Is Everything That Didn’t Work Worthless? Part III
We’re talking about nobody’s favorite subject, hedge funds. Last week we dispensed with the ugly topic of hedge fund fees, and this week we’ll take a deep breath and tackle the even more noxious topic of hedge fund performance.
On the surface, the only way to describe recent hedge fund performance is “terrible.” Over the past five years, for example, while the S&P 500 was producing north of 16% per annum (!), the HFRI Fund of Hedge Funds was producing about 3%.
Okay, now that we’ve got that out of the way, let’s begin thinking like successful investors, rather than dumb money chasing whatever’s hot. Who, in fact, cares what the S&P did? If we wanted to own the S&P we know how to do it. Hedge funds are doing something very different, and if we want that, which we do because we’re thoughtful, successful, long-term investors, we’ll just have to accustom ourselves to a return stream that is different from that of the S&P. Sometimes that return stream will be better and sometimes it will be worse, but the fact that it’s different is what makes it valuable.
But before we get to that, let’s expand our invest horizon beyond US stocks, especially since those stocks are now priced at nosebleed levels thanks to our annoying friends at the Fed. In order to build a diversified investment portfolio, we need to own a lot more than US stocks, so let’s put hedge fund performance in that broader context.
In the process we’ll not look at the HFRI benchmark, which shows the performance of the average hedge fund, because investors in their right minds would never buy an average hedge fund. Instead, we’ll look at the best of those funds, the ones selected by the better endowments and wealth management firms and which, as noted in my last post, have produced roughly 3% more than the average fund. So how did these hedge funds stack up against other asset class returns?
Non-US developed country stocks produced almost 8% over the past five years, better than the best hedge funds at 6%, but not light years better.
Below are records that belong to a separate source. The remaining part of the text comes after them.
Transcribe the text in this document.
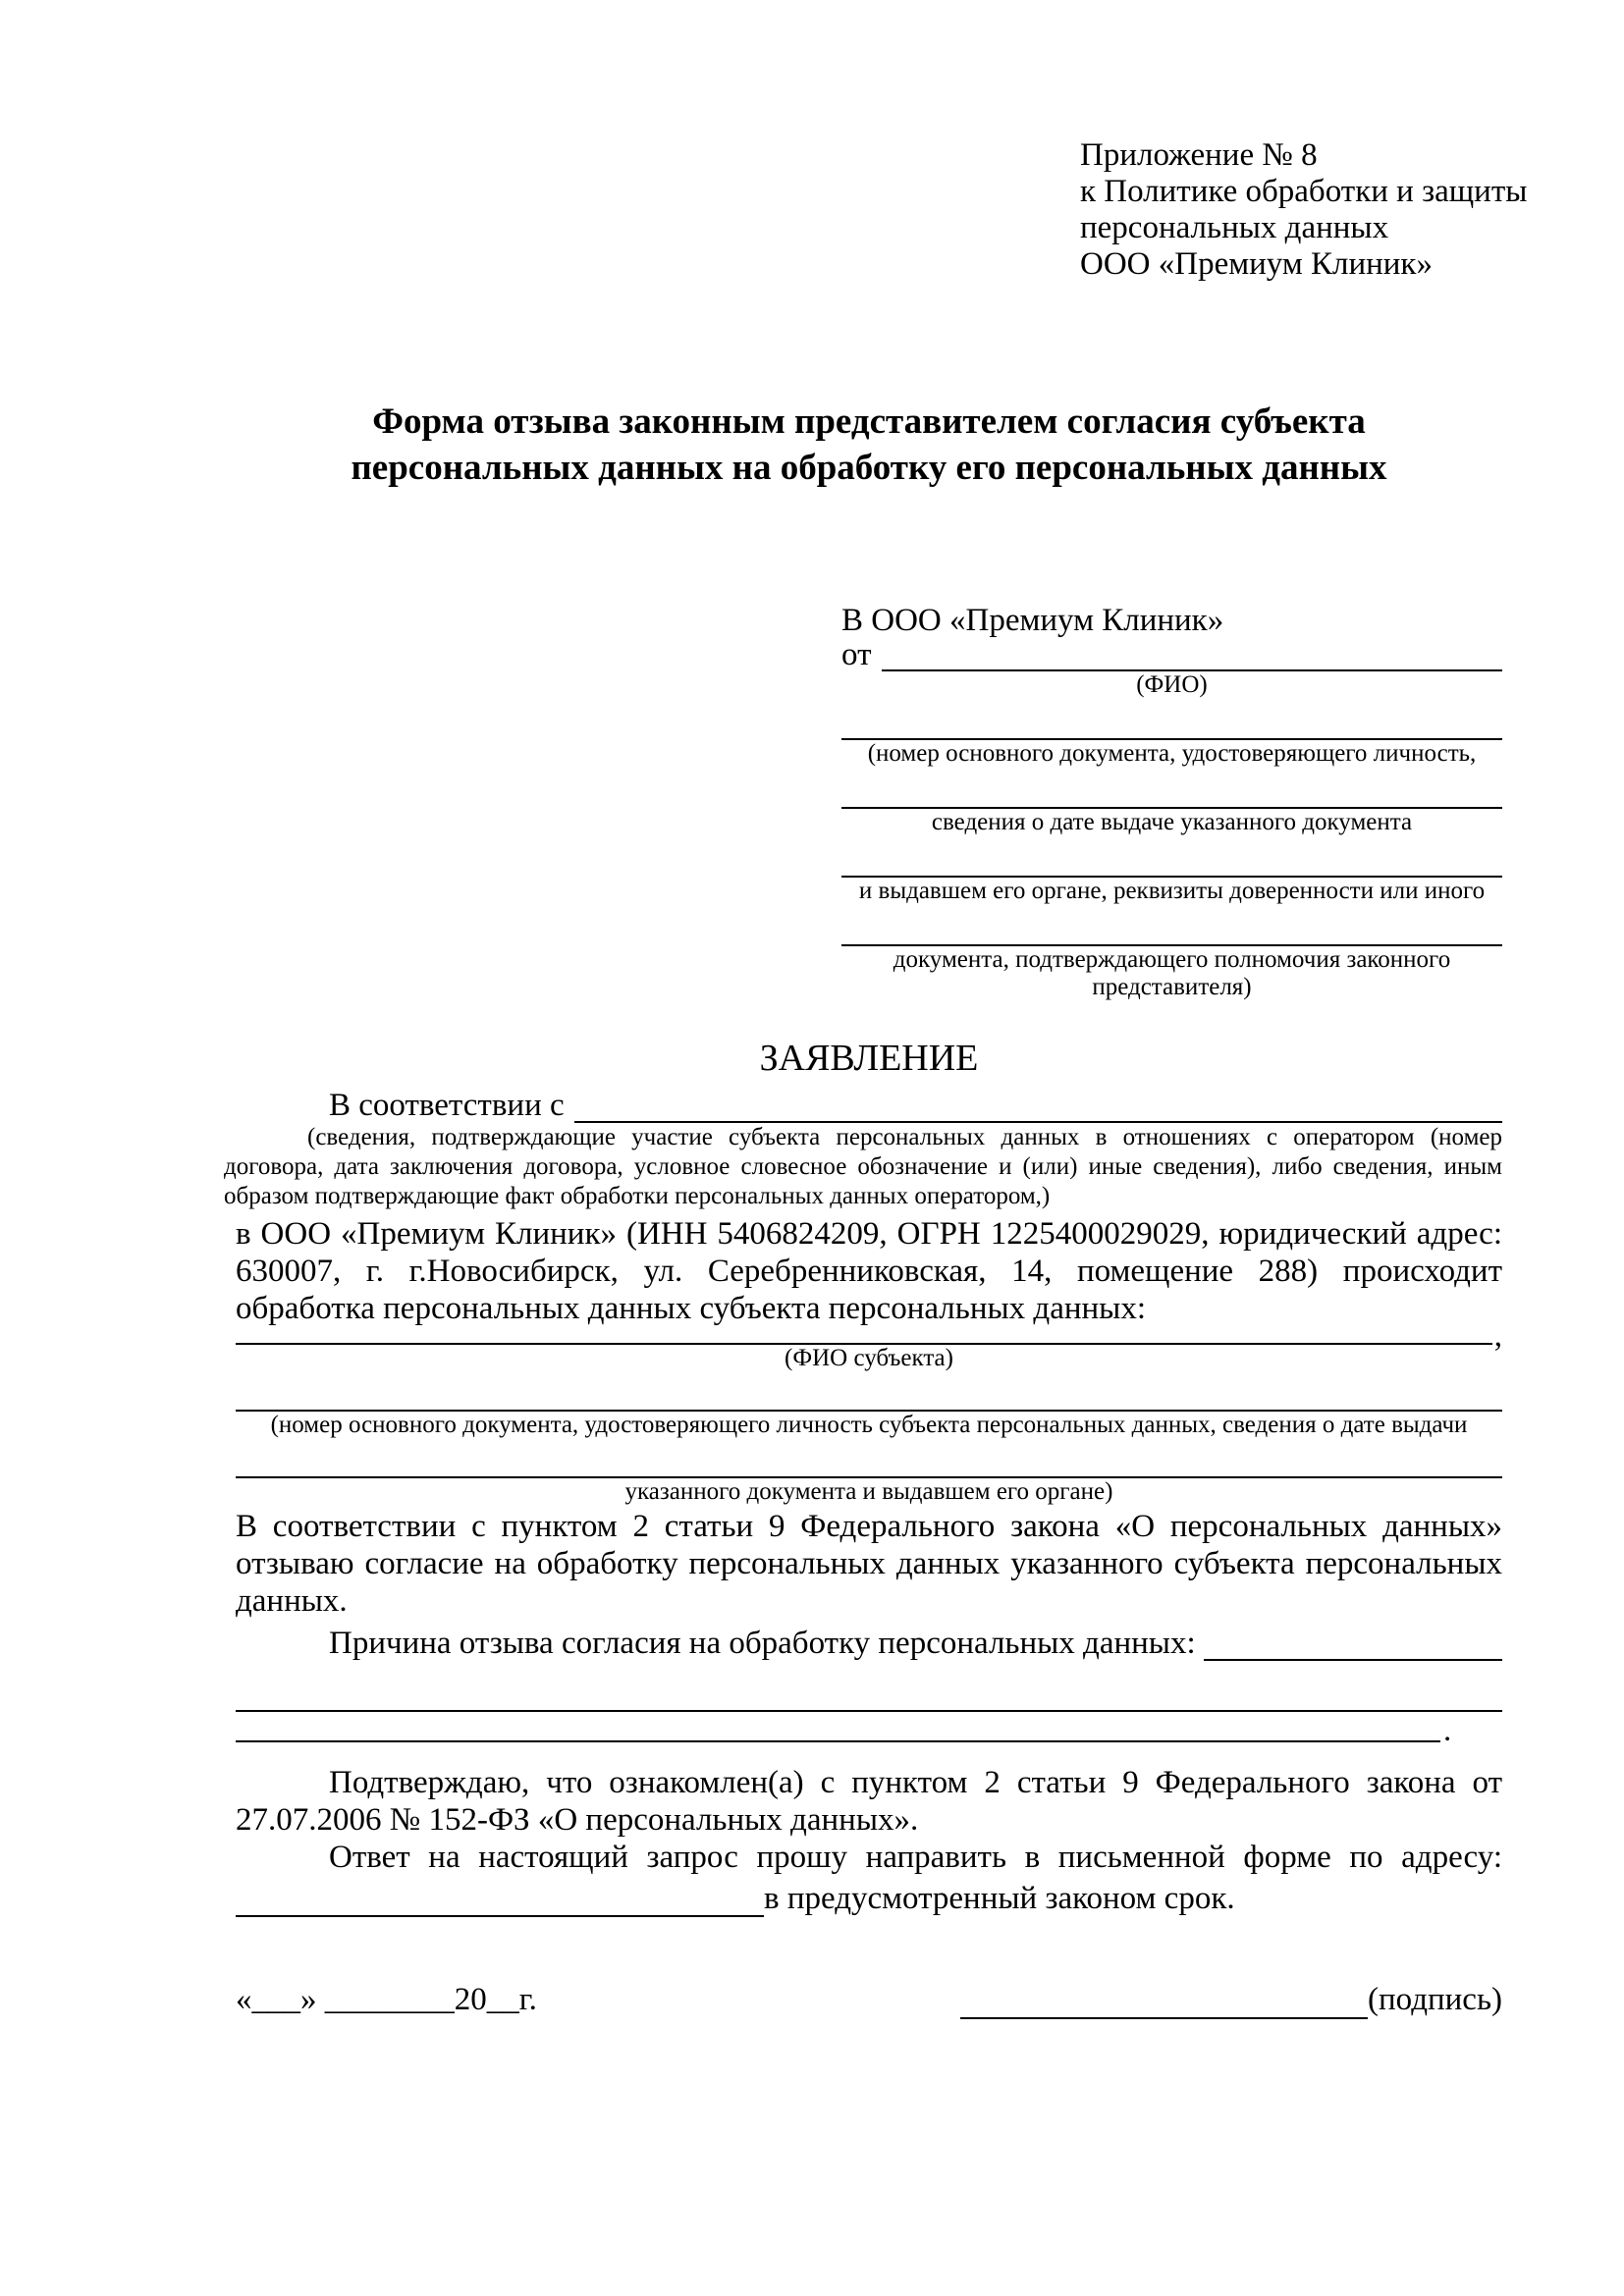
Приложение № 8
к Политике обработки и защиты
персональных данных
ООО «Премиум Клиник»
Форма отзыва законным представителем согласия субъекта
персональных данных на обработку его персональных данных
В ООО «Премиум Клиник»
от
(ФИО)
(номер основного документа, удостоверяющего личность,
сведения о дате выдаче указанного документа
и выдавшем его органе, реквизиты доверенности или иного
документа, подтверждающего полномочия законного представителя)
ЗАЯВЛЕНИЕ
В соответствии с
(сведения, подтверждающие участие субъекта персональных данных в отношениях с оператором (номер договора, дата заключения договора, условное словесное обозначение и (или) иные сведения), либо сведения, иным образом подтверждающие факт обработки персональных данных оператором,)
в ООО «Премиум Клиник» (ИНН 5406824209, ОГРН 1225400029029, юридический адрес: 630007, г. г.Новосибирск, ул. Серебренниковская, 14, помещение 288) происходит обработка персональных данных субъекта персональных данных:
,
(ФИО субъекта)
(номер основного документа, удостоверяющего личность субъекта персональных данных, сведения о дате выдачи
указанного документа и выдавшем его органе)
В соответствии с пунктом 2 статьи 9 Федерального закона «О персональных данных» отзываю согласие на обработку персональных данных указанного субъекта персональных данных.
Причина отзыва согласия на обработку персональных данных:
.
Подтверждаю, что ознакомлен(а) с пунктом 2 статьи 9 Федерального закона от 27.07.2006 № 152-ФЗ «О персональных данных».
Ответ на настоящий запрос прошу направить в письменной форме по адресу:
в предусмотренный законом срок.
«___» ________20__г.	(подпись)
And keep in mind that the ECB and the BOJ were also busily making their rich citizens richer and their poor citizens poorer, aping the Fed.
Emerging markets equities produced 3% over the past five years, half as much as hedge funds and with vastly greater volatility.
Municipal bonds also produced about 3% over this time period, with somewhat less volatility than hedge funds but also half the return.
US Treasuries produced 1.1%.
Cash produced nothing.
In other words, viewed from anything other than the parochial perspective of the S&P 500, while hedge fund performance was nothing to write home about, it was also nothing to get alarmed about, either.
Like value managers, hedge funds, even the best of them, cannot produce outstanding performance when a stock market is rigged to go only up. A typical long/short hedge fund manager will be only about 60% net long – maybe a bit more sometimes – and therefore the fund cannot, by definition, beat a Bull Market. Short sellers are obviously dead meat. More complex, absolute return hedge funds require fundamentally driven markets to open up arbitrage and mispricing opportunities. About the only funds that have any chance of producing reasonable performance in a rigged market are activist funds that are creating value through their own actions.
In any event, the important point about hedge funds is not how they did in the recent past, other than to understand why that performance came about. Like value managers, the important thing is to understand how hedge funds are likely to perform in the future. And here the news is much more positive.
In fits and starts the Fed is gradually moving away from its catastrophic Quantitative Easing program and is trying to raise rates to more normal levels. In this case it’s actually way behind the market, as bond yields have soared recently, well in advance of the Fed’s puny bump-up in rates a few weeks ago. (Between October and yearend Treasury yields rose more than 8/10 of 1%, the most in 22 years.)
As Fed interference slowly evaporates, stock markets will, for the first time since 2008, begin to respond to fundamental forces and to operate fairly. In that environment hedge fund managers will, as they have done for so many years, prove their worth. Going forward, a portfolio tilted toward value and hedge will be a valuable thing to own, but it will be owned only by a very small group of sophisticated investors. Everybody else will ride the Vanguard S&P 500 Index Fund straight to perdition.